No customary percentage exists in the trade for the dealer’s commission — it may range from 10 to 50 percent, depending upon the value of the piece, its rarity and the stature of the creator. A very rare piece or one done by a well-known artist might put the collector-consignor in a better position to demand a lower commission than a work that is not likely to sell as easily or for as much money.
It is also wise to see the sales receipt for the consigned work after it is sold in order to ensure that the dealer has not taken too high a commission or paid the consignor too little. Many galleries are notoriously poorly financed operations that often use today’s sale to pay yesterday’s debt, and many artists have had to find recourse in the courts when a dealer withheld money owed to them. Forty-six states around the country have enacted laws that protect an artist-consignor’s works from being seized by creditors if the gallery should go bankrupt.
However, these laws do not apply to ordinary collectors who consign their objects to a gallery, but a financing statement — agreed upon and signed by both collector and dealer, will offer the needed protection. Another recourse is to file a UCC-1 form for works on consignment (available in the County Clerk’s office, requiring a nominal filing cost), which stipulates that the consignor has a prior lien on his or her own works in the event that the gallery has to declare bankruptcy. In the event that one’s dealer disappears in the face of numerous creditors and leaves a warehouse full of art, the law permits consignors who have filed the UCC-1 form to retrieve their work.

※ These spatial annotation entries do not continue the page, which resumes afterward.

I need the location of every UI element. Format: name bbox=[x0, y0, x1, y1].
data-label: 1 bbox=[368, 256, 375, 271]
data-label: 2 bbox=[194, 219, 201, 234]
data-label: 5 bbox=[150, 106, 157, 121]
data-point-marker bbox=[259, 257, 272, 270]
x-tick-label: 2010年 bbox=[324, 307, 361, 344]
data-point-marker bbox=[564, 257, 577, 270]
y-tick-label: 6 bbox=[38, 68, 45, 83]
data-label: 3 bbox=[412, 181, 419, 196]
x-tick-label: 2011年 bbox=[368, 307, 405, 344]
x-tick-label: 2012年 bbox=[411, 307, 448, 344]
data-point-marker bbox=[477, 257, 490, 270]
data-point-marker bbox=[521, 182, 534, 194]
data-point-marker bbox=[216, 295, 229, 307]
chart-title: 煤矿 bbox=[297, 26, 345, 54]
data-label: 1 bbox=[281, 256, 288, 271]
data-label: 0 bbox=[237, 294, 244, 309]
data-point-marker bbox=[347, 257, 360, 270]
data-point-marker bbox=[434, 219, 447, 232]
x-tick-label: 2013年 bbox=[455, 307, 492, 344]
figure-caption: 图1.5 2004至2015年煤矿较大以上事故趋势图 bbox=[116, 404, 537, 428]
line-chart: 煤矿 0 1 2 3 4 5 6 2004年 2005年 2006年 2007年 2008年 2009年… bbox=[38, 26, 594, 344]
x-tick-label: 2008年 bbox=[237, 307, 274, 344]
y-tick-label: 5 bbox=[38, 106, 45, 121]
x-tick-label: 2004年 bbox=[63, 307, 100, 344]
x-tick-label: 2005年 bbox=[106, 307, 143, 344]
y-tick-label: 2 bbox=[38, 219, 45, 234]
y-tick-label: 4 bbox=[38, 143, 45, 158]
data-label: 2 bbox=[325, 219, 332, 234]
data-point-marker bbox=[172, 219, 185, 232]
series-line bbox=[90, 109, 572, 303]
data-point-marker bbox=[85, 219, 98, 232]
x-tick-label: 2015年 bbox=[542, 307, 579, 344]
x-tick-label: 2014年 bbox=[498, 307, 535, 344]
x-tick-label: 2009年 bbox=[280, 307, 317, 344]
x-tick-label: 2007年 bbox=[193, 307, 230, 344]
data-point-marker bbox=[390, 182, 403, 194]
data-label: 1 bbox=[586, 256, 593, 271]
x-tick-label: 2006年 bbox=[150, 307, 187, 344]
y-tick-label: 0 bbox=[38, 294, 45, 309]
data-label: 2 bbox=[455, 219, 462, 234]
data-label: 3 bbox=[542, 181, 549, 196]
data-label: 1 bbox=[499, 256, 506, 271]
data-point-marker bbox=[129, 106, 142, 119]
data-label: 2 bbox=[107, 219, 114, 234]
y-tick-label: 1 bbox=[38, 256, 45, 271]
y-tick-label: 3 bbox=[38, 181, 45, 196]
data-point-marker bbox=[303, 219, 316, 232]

Collectors, of course, have other options as well, including buying directly from artists, which may be less expensive as there is no dealer commission, or from auction houses. Many of the same laws and negotiating concerns apply, although an unusual situation may arise.
It probably did not occur to the wife of cosmetics magnate Max Factor to ask if the artist Frank Stella would ever paint the very same picture that she was buying from him. She discovered that the artist had done so when she brought her Stella (called “Marquis de Portago”) to auction and learned that the painting existed elsewhere. The result was a suit that found the artist at fault but that the collector had not suffered any monetary damages. Grandma Moses (who, in order to double her income, occasionally sawed paintings in half) had also been sued for a similar cause.
There are a lot of questions collectors should ask, and it is their knowledge of the issues that will protect their rights and maintain their faith in buying art and antiques as an enjoyable activity.